It has been a week since I began Lexapro. I started very light with like a quarter of the pill then shot up to 5mg around Sunday.
I have been experiencing debilitating anxiety. I feel like pure hell. I haven't experienced anxiety like this since my nervous breakdown 3 years ago. Around Jan of this year I would say my anxiety was very mild. Only got worse when I had a horrible reaction to an SNRI that I was going to take for depression and IBS. After that I asked for Lexapro but put off taking it for a few months.
Now the anxiety symptoms I am experiencing right now - Reacting to thoughts phyiscally (chest tightening), feeling absolutely hopeless, obsessive thoughts, I just cannot function with this constant deep worry. I sit on my computer all day now looking for reassurance. The medication also gave me diarrhea (I had never used a public restroom until now), insomnia (I take Doxylamine now), I've also lost 5 kilos which is anxiety weight loss at its finest. No appetite whatsoever, I don't snack on anything and barely finish 1 meal and no desire sexually which tilts me.

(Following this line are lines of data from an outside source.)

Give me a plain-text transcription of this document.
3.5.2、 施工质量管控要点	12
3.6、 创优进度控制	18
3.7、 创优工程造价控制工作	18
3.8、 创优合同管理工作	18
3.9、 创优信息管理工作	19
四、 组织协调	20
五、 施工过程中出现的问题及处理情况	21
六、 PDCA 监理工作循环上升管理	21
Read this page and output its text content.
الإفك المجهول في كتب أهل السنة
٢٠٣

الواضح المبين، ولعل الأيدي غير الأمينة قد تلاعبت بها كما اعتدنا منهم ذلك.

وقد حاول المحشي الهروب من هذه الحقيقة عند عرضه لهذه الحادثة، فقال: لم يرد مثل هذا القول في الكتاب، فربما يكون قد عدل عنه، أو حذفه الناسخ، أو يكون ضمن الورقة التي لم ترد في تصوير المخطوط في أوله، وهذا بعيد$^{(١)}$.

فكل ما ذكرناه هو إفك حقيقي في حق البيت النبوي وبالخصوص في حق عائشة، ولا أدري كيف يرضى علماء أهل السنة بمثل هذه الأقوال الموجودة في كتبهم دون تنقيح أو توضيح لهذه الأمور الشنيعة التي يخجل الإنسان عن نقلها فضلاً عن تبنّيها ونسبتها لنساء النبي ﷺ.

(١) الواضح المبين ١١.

Guys, what do I do? I really want to go back to the state I was in 7 months ago, hell even a week ago I was feeling less anxious and more myself. Am I in the safe-zone for stopping this medication because I am only a week in? Will withdrawals still come is what I am saying. My doctors appointment is in 3 days, still so long. People have recommended a benzodiazepine to tackle the startup anxiety but I have never tried one and I am very concerned about addiction/withdrawals. I don't even know if my doc would prescribe one with the reputation they have.